Book Review of Once Upon a Haunted Moor, by Harper Fox

I bought an Audible copy of Harper Fox‘s Once Upon a Haunted Moor.

Description from Goodreads:
Gideon Frayne has spent his whole working life as a policeman in the village of Dark on Bodmin Moor. It’s not life in the fast lane, but he takes it very seriously, and his first missing-child case is eating him alive. When his own boss sends in a psychic to help with the case, he’s gutted – he’s a level-headed copper who doesn’t believe in such things, and he can’t help but think that the arrival of clairvoyant Lee Tyack is a comment on his failure to find the little girl.

But Lee is hard to hate, no matter how Gideon tries. At first Lee’s insights into the case make no sense, but he seems to have a window straight into Gideon’s heart. Son of a Methodist minister, raised in a tiny Cornish village, Gideon has hidden his sexuality for years. It’s cost him one lover, and he can’t believe it when this green-eyed newcomer stirs up old feelings and starts to exert a powerful force of attraction.
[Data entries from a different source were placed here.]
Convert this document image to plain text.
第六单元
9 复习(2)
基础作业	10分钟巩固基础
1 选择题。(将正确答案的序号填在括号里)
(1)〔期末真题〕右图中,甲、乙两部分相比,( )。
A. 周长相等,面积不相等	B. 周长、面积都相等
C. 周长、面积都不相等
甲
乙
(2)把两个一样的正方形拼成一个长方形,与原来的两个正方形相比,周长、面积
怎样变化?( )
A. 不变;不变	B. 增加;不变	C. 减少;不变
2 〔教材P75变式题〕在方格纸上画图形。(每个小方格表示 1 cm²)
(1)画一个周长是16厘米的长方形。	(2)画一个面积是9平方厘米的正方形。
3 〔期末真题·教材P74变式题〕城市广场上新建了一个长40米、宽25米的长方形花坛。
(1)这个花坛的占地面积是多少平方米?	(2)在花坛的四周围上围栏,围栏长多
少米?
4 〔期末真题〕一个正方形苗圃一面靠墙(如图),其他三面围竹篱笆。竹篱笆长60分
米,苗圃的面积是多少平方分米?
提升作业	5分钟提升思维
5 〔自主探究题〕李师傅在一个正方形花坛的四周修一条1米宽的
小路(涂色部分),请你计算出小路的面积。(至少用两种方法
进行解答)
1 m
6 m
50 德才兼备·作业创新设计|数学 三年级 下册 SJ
Gideon and Lee begin to work together on the case. But there are malignant forces at work in the sleepy little village of Dark, and not only human ones – Gideon is starting to wonder, against all common sense, if there might be some truth in the terrifying legend of the Bodmin Beast after all. As a misty Halloween night consumes the moor, Gideon must race against time to save not only the lost child but the man who’s begun to restore his faith in his own heart.

Review:
I finished this several days ago and forgot to write my review. I quite enjoyed it. Granted, it’s a novella, so not as developed as I might have liked. Gideon and Lee’s attraction isn’t instant, but it’s pretty close. But I’ll forgive the story the lack of relationship development because I like Fox’s writing style so much. I have a tad more trouble forgiving the cliched motive of the villain. I really  was disappointed in it because it’s been seen so often before. But all in all, the story was lovely and Tim Gilbert did a great job with the narration.